DB Mappings
=====
> 20171203 version
Cofacts uses elasticsearch to store all its data, event the relational ones. Elasticsearch "schema", or the [index mappings](https://www.elastic.co/guide/en/elasticsearch/reference/current/mapping.html), are defined in [rumors-db](https://github.com/cofacts/rumors-db/).
This document contains a visualization of the schema and the reason behind such design.
## Mapping
```graphviz
graph mappings{
rankdir=LR;
node[shape=record];
replyrequests [fixedsize="true" width="2" height="1.5" label="
<id>𝐫𝐞𝐩𝐥𝐲𝐫𝐞𝐪𝐮𝐞𝐬𝐭𝐬
|
<user>
userId\l
appId\l
|
<timestamps>
createdAt\l
updatedAt\l
"]
articlereplyfeedbacks [fixedsize="true" width="3" height="2" label="
<id>𝐚𝐫𝐭𝐢𝐜𝐥𝐞𝐫𝐞𝐩𝐥𝐲𝐟𝐞𝐞𝐝𝐛𝐚𝐜𝐤𝐬
|
userId\l
appId\l
|
<score> score\l
|
createdAt\l
updatedAt\l
"]
replies [label="
<id>𝐫𝐞𝐩𝐥𝐢𝐞𝐬
|
userId\l
appId\l
|
<type>
type\l
|
text\l
|
{
hyperlinks
\n(nested)
|
{
<url>
url\l
|
<title>
title\l
|
<summary>
summary\l
}
}
|
reference\l
|
createdAt\l
"]
articles [label="
<id>
𝐚𝐫𝐭𝐢𝐜𝐥𝐞𝐬
|
<requests>
replyRequestCount\l
lastRequestedAt\l
|
createdAt\l
updatedAt\l
|
text\l
|
userId\l
appId\l
|
{
references\n
(nested)
|
{
type\l
permalink\l
createdAt\l
|
userId\l
appId\l
}
}
|
{
articleReplies
\n(nested)
|
{
<reply>
replyId\l
|
<feedbackcounts>
positiveFeedbackCount\l
negativeFeedbackCount\l
|
<replytype>
replyType\l
|
userId\l
appId\l
|
status\l
|
createdAt\l
updatedAt\l
}
}
|
{
hyperlinks
\n(nested)
|
{
<url>
url\l
|
<title>
title\l
|
<summary>
summary\l
}
}
|
<tags>tags\l
"]
tags[label="
<id>𝐭𝐚𝐠𝐬
|
<title>title\l
|
description\l
|
userId\l
appId\l
"]
urls[label="
<id>𝐮𝐫𝐥𝐬
|
<url>url\l
canonical\l
|
<title>title\l
|
<summary>summary\l
|
html\l
topImageUrl\l
|
fetchedAt\l
"]
articles:id -- replyrequests:id [headlabel="n",taillabel="1"];
articles:requests -- replyrequests:timestamps [style="dotted"];
articles:tags -- tags:title [headlabel="m",taillabel="n"];
articles:url -- urls:url [headlabel="1",taillabel="n"];
articles:id -- articlereplyfeedbacks:id [headlabel="n",taillabel="1"];
articles:reply -- articlereplyfeedbacks:id [headlabel="n",taillabel="1"];
articles:reply -- replies:id [headlabel="1",taillabel="n"];
articles:feedbackcounts -- articlereplyfeedbacks:score [style="dotted"];
articles:replytype -- replies:type [style="dotted"];
articles:title -- urls:title [style="dotted"];
articles:summary -- urls:summary [style="dotted"];
replies:url -- urls:url [headlabel="1",taillabel="n"];
replies:title -- urls:title [style="dotted"];
replies:summary -- urls:summary [style="dotted"];
}
```
## Requirements
The DB structure above is to fulfill the requirements mentioned in https://github.com/cofacts/rumors-api/issues/35 , including:
### Filters
- Get articles I have replied
- Get articles with all replies having only negative feedbacks
- Get articles that has replies marked with "Contains truth" / "Contains misinformation" / "Not artile"

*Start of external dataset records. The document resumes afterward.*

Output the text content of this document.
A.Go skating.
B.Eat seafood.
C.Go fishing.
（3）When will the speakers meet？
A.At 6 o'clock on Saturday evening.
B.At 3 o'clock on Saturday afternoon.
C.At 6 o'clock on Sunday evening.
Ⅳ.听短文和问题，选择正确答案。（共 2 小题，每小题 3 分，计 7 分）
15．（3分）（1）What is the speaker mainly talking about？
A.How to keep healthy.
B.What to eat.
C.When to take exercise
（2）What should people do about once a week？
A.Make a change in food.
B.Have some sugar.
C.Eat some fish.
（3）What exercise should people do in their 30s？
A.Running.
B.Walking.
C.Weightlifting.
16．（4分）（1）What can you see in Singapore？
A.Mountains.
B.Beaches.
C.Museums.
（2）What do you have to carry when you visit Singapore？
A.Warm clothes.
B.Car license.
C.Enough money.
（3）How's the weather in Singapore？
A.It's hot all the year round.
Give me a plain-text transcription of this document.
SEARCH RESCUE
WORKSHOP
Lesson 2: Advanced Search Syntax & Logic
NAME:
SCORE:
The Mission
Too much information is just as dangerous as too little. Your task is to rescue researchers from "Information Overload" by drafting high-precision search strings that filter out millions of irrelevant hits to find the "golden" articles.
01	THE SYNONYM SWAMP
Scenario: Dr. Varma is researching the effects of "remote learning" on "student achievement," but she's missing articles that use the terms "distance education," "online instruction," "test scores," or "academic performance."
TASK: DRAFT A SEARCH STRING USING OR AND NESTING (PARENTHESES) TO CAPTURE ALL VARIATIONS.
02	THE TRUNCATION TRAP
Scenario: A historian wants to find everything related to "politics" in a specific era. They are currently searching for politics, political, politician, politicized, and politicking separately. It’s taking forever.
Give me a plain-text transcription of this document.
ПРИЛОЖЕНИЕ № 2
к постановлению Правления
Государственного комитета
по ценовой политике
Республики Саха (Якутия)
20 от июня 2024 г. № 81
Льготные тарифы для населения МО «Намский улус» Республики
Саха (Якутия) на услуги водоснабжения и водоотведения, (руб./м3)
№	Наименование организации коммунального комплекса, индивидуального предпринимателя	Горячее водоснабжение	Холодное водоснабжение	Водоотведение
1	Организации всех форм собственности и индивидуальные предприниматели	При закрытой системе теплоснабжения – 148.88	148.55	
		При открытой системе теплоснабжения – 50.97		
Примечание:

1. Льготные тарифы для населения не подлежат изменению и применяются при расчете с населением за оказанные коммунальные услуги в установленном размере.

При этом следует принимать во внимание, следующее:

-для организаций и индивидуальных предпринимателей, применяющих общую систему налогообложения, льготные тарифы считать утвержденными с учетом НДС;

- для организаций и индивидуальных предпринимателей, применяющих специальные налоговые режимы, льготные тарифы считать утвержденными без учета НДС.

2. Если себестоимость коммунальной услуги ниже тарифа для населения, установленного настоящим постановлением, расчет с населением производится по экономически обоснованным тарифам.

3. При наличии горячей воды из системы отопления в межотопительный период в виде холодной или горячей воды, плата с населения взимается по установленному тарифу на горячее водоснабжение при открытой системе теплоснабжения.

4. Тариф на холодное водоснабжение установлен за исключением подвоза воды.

- Article tag (TBD in [cofacts/api#32](https://github.com/cofacts/rumors-api/issues/32))
### Sortings
- Using the last reported time
### Future directions
> not supported yet, but should be available by adding fields or cached fields
- Editors would like to know if there are any new replies from the other editors to the articles they have already replied to. http://beta.hackfoldr.org/cofacts/https%253A%252F%252Fhackmd.io%252Fs%252FHJy19V-E-
- Editors want their own personalized page: ee their reply number, number of articles replied by them, and "draft replies" (TBD) / inbox scenario
- http://beta.hackfoldr.org/cofacts/https%253A%252F%252Fhackmd.io%252Fs%252FSJlw9zD94W
- https://hackmd.io/s/rkdgg_aKb#inbox-scenario
- Sorts article by number of "Contains truth" replies / Sorts article by the number of "Contains truth", subtract number of "contains misinformation"
### Design choice
* Use nested object as much as we can [to speed up search and take sparsity into consideration](https://www.elastic.co/guide/en/elasticsearch/guide/current/parent-child-performance.html)。
* Fields required by filters should be cached. For example, aritlces can be filtered by reply type & reply count, so they should be cached in `articles` index.